In quanto tale, l’e. si riconnette con quel più vasto movimento della cultura e del gusto che va sotto il nome di decadentismo, e che, toccato il suo culmine verso la fine del 19° sec.,

NIETZCHE E DECADENTISMO

La lettura di Nietzsche permette al d’Annunzio in crisi di approdare ad un’altra fase della suo poetica, quella del superuomo dannunziano. Egli coglie alcuni aspetti del pensiero del filosofo tedesco: il rifiuto della borghesia e dei suoi principi; l’esaltazione dello spirito dionisiaco (energico vitalismo); il rifiuto dell’etica della pietà e dell’altruismo; l’esaltazione dell’affermazione di sé; il mito dell’oltreuomo. Questi valori sono deviati dal poeta in direzione decisamente antiborghese, aristocratica, reazionaria e imperialistica.

L’oltreuomo nietzschiano è interpretato da d’Annunzio come il diritto di pochi esseri eccezionali ad affermare se stessi, sottomettendo gli altri comuni esseri umani. Nasce così il mito del superuomo dannunziano. E’ questo un concetto che va in direzione opposta, ma non contraddittoria, rispetto a quello che proponeva il mito dell’esteta. Mentre quest’ultimo si chiudeva nel suo mondo, dominato dall’arte, il superuomo, invece, si autoassegna il ruolo di guida della società.

Per il superuomo dannunziano si tratta quindi di una ricerca di nuovi valori fuori dalla morale comune, e non, come avviene in Nietzsche, per la fondazione di una nuova conoscenza.
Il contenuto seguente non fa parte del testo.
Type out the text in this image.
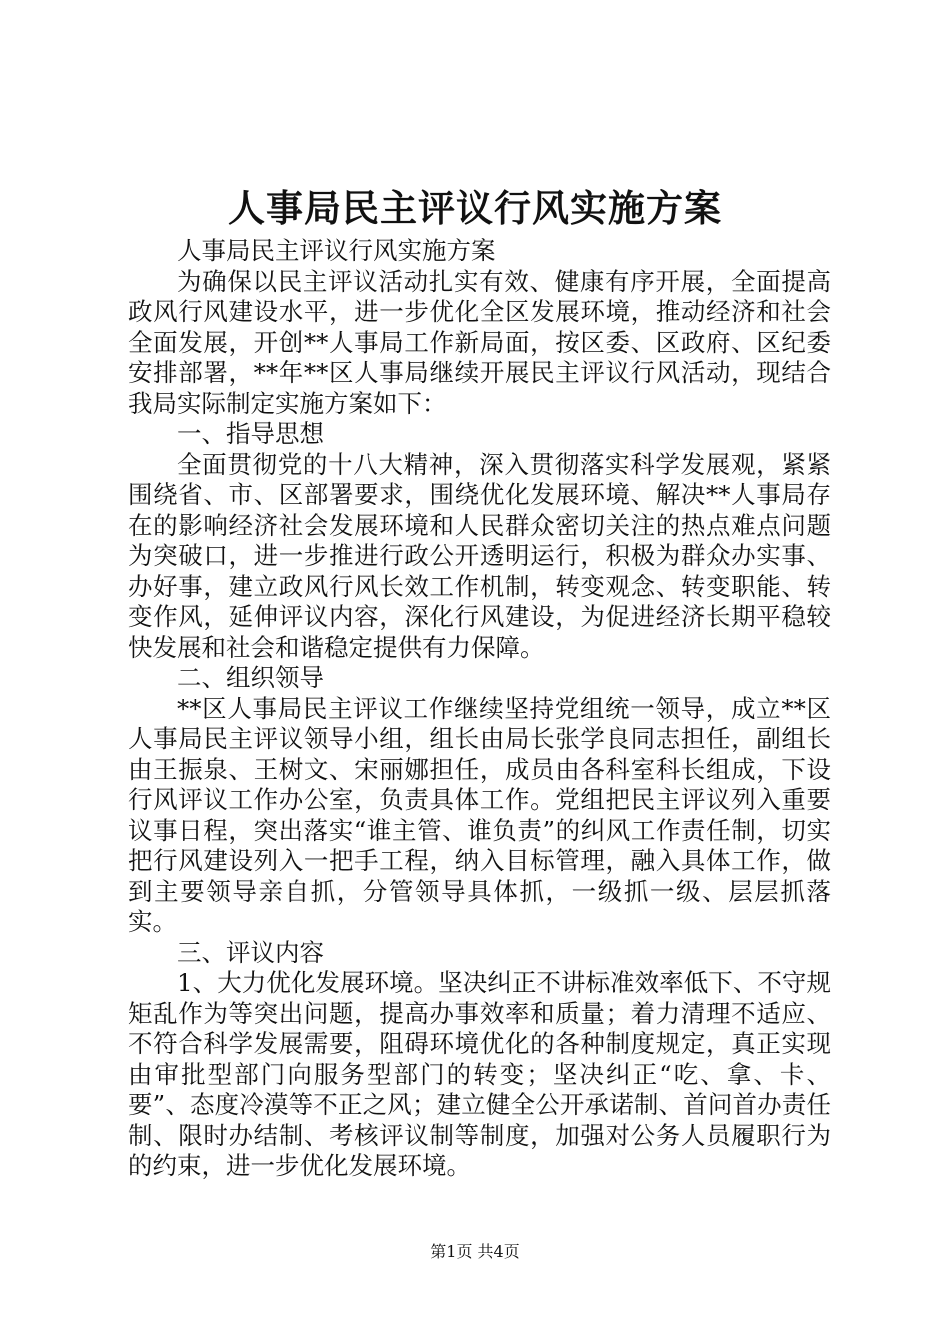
人事局民主评议行风实施方案

人事局民主评议行风实施方案

为确保以民主评议活动扎实有效、健康有序开展，全面提高政风行风建设水平，进一步优化全区发展环境，推动经济和社会全面发展，开创**人事局工作新局面，按区委、区政府、区纪委安排部署，**年**区人事局继续开展民主评议行风活动，现结合我局实际制定实施方案如下：

一、指导思想

全面贯彻党的十八大精神，深入贯彻落实科学发展观，紧紧围绕省、市、区部署要求，围绕优化发展环境、解决**人事局存在的影响经济社会发展环境和人民群众密切关注的热点难点问题为突破口，进一步推进行政公开透明运行，积极为群众办实事、办好事，建立政风行风长效工作机制，转变观念、转变职能、转变作风，延伸评议内容，深化行风建设，为促进经济长期平稳较快发展和社会和谐稳定提供有力保障。

二、组织领导

**区人事局民主评议工作继续坚持党组统一领导，成立**区人事局民主评议领导小组，组长由局长张学良同志担任，副组长由王振泉、王树文、宋丽娜担任，成员由各科室科长组成，下设行风评议工作办公室，负责具体工作。党组把民主评议列入重要议事日程，突出落实“谁主管、谁负责”的纠风工作责任制，切实把行风建设列入一把手工程，纳入目标管理，融入具体工作，做到主要领导亲自抓，分管领导具体抓，一级抓一级、层层抓落实。

三、评议内容

1、大力优化发展环境。坚决纠正不讲标准效率低下、不守规矩乱作为等突出问题，提高办事效率和质量；着力清理不适应、不符合科学发展需要，阻碍环境优化的各种制度规定，真正实现由审批型部门向服务型部门的转变；坚决纠正“吃、拿、卡、要”、态度冷漠等不正之风；建立健全公开承诺制、首问首办责任制、限时办结制、考核评议制等制度，加强对公务人员履职行为的约束，进一步优化发展环境。

第1页 共4页
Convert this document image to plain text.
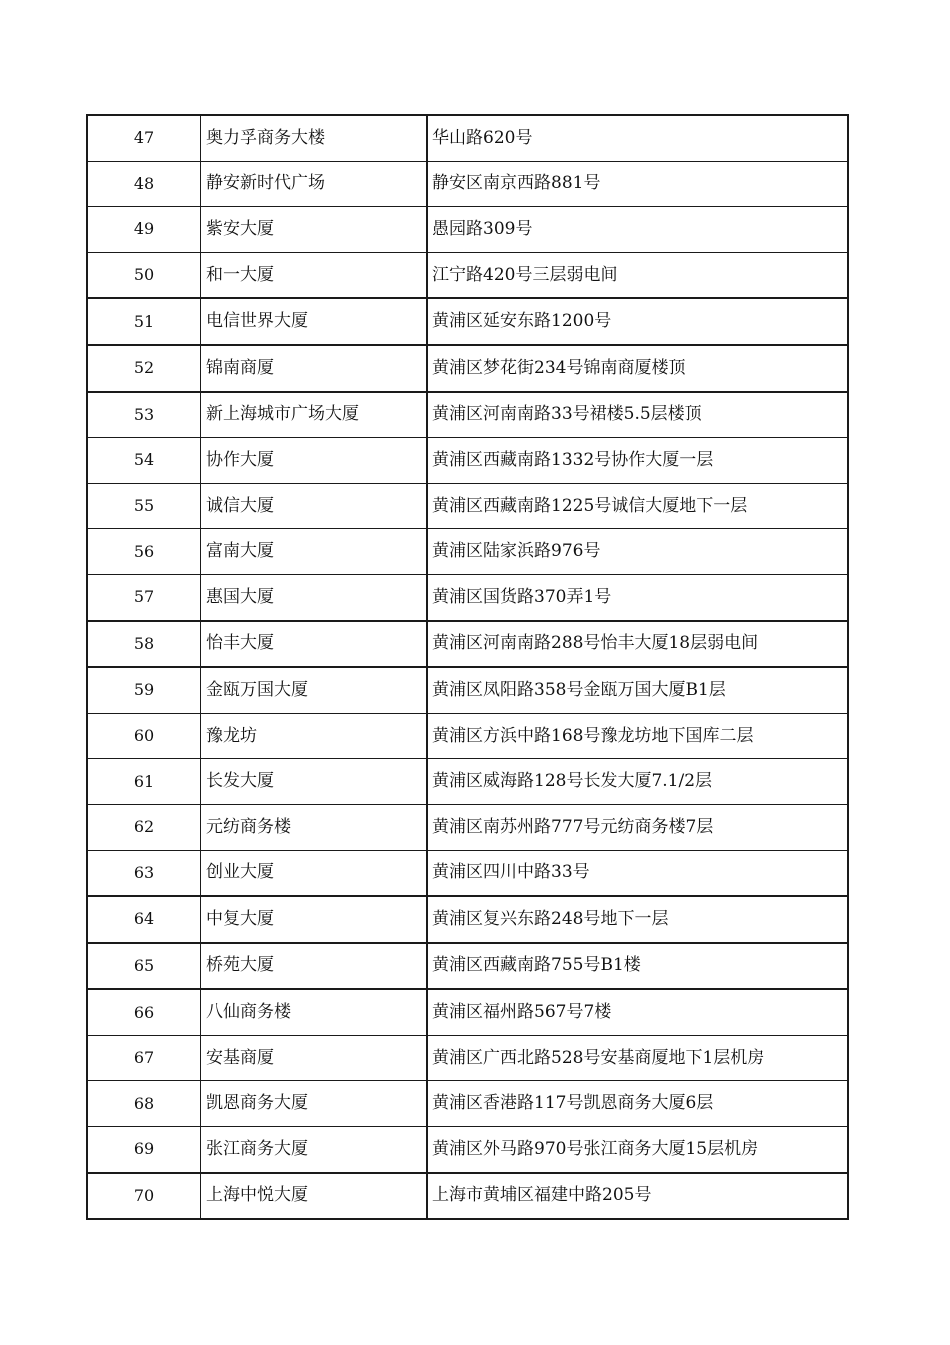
47	奥力孚商务大楼	华山路620号
48	静安新时代广场	静安区南京西路881号
49	紫安大厦	愚园路309号
50	和一大厦	江宁路420号三层弱电间
51	电信世界大厦	黄浦区延安东路1200号
52	锦南商厦	黄浦区梦花街234号锦南商厦楼顶
53	新上海城市广场大厦	黄浦区河南南路33号裙楼5.5层楼顶
54	协作大厦	黄浦区西藏南路1332号协作大厦一层
55	诚信大厦	黄浦区西藏南路1225号诚信大厦地下一层
56	富南大厦	黄浦区陆家浜路976号
57	惠国大厦	黄浦区国货路370弄1号
58	怡丰大厦	黄浦区河南南路288号怡丰大厦18层弱电间
59	金瓯万国大厦	黄浦区凤阳路358号金瓯万国大厦B1层
60	豫龙坊	黄浦区方浜中路168号豫龙坊地下国库二层
61	长发大厦	黄浦区威海路128号长发大厦7.1/2层
62	元纺商务楼	黄浦区南苏州路777号元纺商务楼7层
63	创业大厦	黄浦区四川中路33号
64	中复大厦	黄浦区复兴东路248号地下一层
65	桥苑大厦	黄浦区西藏南路755号B1楼
66	八仙商务楼	黄浦区福州路567号7楼
67	安基商厦	黄浦区广西北路528号安基商厦地下1层机房
68	凯恩商务大厦	黄浦区香港路117号凯恩商务大厦6层
69	张江商务大厦	黄浦区外马路970号张江商务大厦15层机房
70	上海中悦大厦	上海市黄埔区福建中路205号
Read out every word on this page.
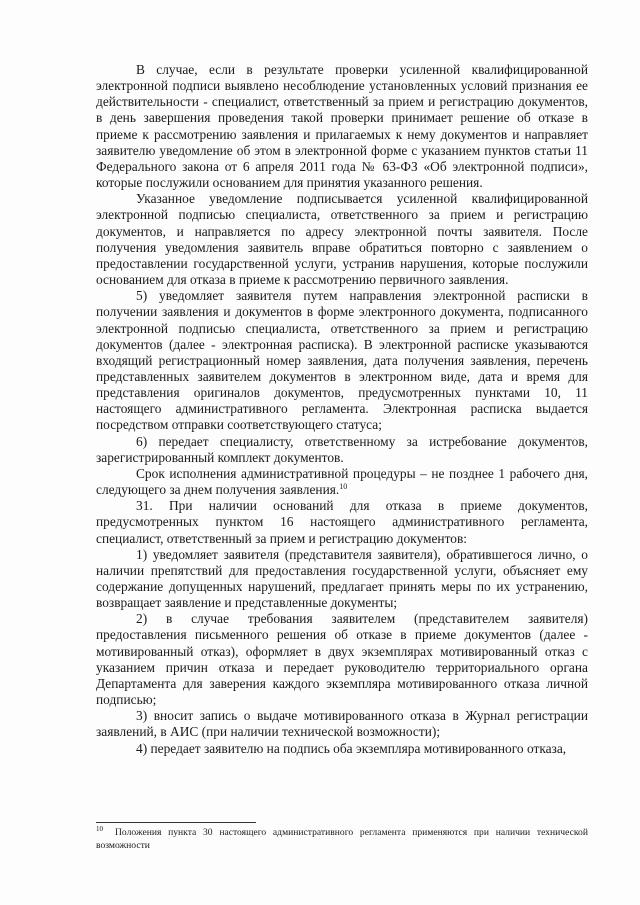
В случае, если в результате проверки усиленной квалифицированной электронной подписи выявлено несоблюдение установленных условий признания ее действительности - специалист, ответственный за прием и регистрацию документов, в день завершения проведения такой проверки принимает решение об отказе в приеме к рассмотрению заявления и прилагаемых к нему документов и направляет заявителю уведомление об этом в электронной форме с указанием пунктов статьи 11 Федерального закона от 6 апреля 2011 года № 63-ФЗ «Об электронной подписи», которые послужили основанием для принятия указанного решения.

Указанное уведомление подписывается усиленной квалифицированной электронной подписью специалиста, ответственного за прием и регистрацию документов, и направляется по адресу электронной почты заявителя. После получения уведомления заявитель вправе обратиться повторно с заявлением о предоставлении государственной услуги, устранив нарушения, которые послужили основанием для отказа в приеме к рассмотрению первичного заявления.

5) уведомляет заявителя путем направления электронной расписки в получении заявления и документов в форме электронного документа, подписанного электронной подписью специалиста, ответственного за прием и регистрацию документов (далее - электронная расписка). В электронной расписке указываются входящий регистрационный номер заявления, дата получения заявления, перечень представленных заявителем документов в электронном виде, дата и время для представления оригиналов документов, предусмотренных пунктами 10, 11 настоящего административного регламента. Электронная расписка выдается посредством отправки соответствующего статуса;

6) передает специалисту, ответственному за истребование документов, зарегистрированный комплект документов.

Срок исполнения административной процедуры – не позднее 1 рабочего дня, следующего за днем получения заявления.$^{10}$

31. При наличии оснований для отказа в приеме документов, предусмотренных пунктом 16 настоящего административного регламента, специалист, ответственный за прием и регистрацию документов:

1) уведомляет заявителя (представителя заявителя), обратившегося лично, о наличии препятствий для предоставления государственной услуги, объясняет ему содержание допущенных нарушений, предлагает принять меры по их устранению, возвращает заявление и представленные документы;

2) в случае требования заявителем (представителем заявителя) предоставления письменного решения об отказе в приеме документов (далее - мотивированный отказ), оформляет в двух экземплярах мотивированный отказ с указанием причин отказа и передает руководителю территориального органа Департамента для заверения каждого экземпляра мотивированного отказа личной подписью;

3) вносит запись о выдаче мотивированного отказа в Журнал регистрации заявлений, в АИС (при наличии технической возможности);

4) передает заявителю на подпись оба экземпляра мотивированного отказа,

$^{10}$ Положения пункта 30 настоящего административного регламента применяются при наличии технической возможности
D’Annunzio punta insomma a generare stupore, appoggiandosi sul culto della forma e dell’estetica, tenendosi assai distante dalla dimensione introspettiva e dalla ricerca intellettuale dell’oltreuomo di Nietzsche.

LINGUAGGIO DI D’ANNUNZIO

In Alcyone, riconosciuto unanimemente come il vertice della poesia dannunziana, l’autore sembra voler sperimentare tutte le situazioni liriche immaginabili, ciò che ha un preciso corrispettivo a livello formale, a cominciare dalla metrica; in quest’ambito si registra infatti una varietà di soluzioni veramente straordinaria: D’Annunzio «rompe gli schemi strofici, li dilata e li restringe, riducendo a volte il verso a una parola singola» (Beccaria 1993: 711). Altrettanto ricco è il repertorio lessicale utilizzato, che contempla frequenti arcaismi anche molto rari, in più di un caso recuperati dall’autore per mezzo dei dizionari (come alcuni nomi di piante: crambe, pancrazio, terebinto, ecc.). Nell’opera hanno largo spazio le evocazioni fonosimboliche; per es., nei primi versi della celebre lirica La sera fiesolana l’allitterazione di f ha l’evidente funzione di produrre una sensazione acustica analoga a quella del «fruscìo che fan le foglie».

STILE E RETORICA

Per D’Annunzio il verso è tutto, è la sua regola d’arte e di vita. La sua grandezza artistica si concentra infatti nella sua

lingua poetica: la forza innovatrice dei ritmi e della metrica, la raffinata perizia stilistica, sconfinata ampiezza del

lessico, musicalità del verso e ricchezza illimitata delle immagini.

Anche quando suona falso e vuoto, il linguaggio d’annunziano non cessa di stupire per la straordinaria abbondanza di

risorse formali a cui fa ricorso.

Il lessico è ricco e di una grande varietà espressiva grazie all’adozione di termini preziosi, letterari e arcaici, alle parole

dialettali e alla terminologia tecnica.

Anche in prosa si distingue l’uso di figure del linguaggio poetico, come anafore, metafore e allitterazioni, la ricerca di

ritmi musicali e l’impiego frequente della paratassi, attraverso enumerazioni e ripetizioni. A tutto questo si aggiunge

l’enfasi oratoria.

Nella produzione in versi spicca la ricerca della musicalità del verso e la serie di sperimentazioni metriche. Per ottenere

la musicalità utilizza i soliti espedienti retorici (anafore, similitudini, ripetizioni, accumuli e enjambements) e alla scarsa

o nulla punteggiatura e dalla scissione delle parole in puri suoni. I versi d’annunziani ricercano complete sinestesie di

immagini, colori e ritmi per arrivare alla poesia pura, che risponde a uno dei principi fondamentali del panismo:

l’essenza musicale dell’armonia che lega tutti gli esseri della natura in un unico e immenso corpo vivente.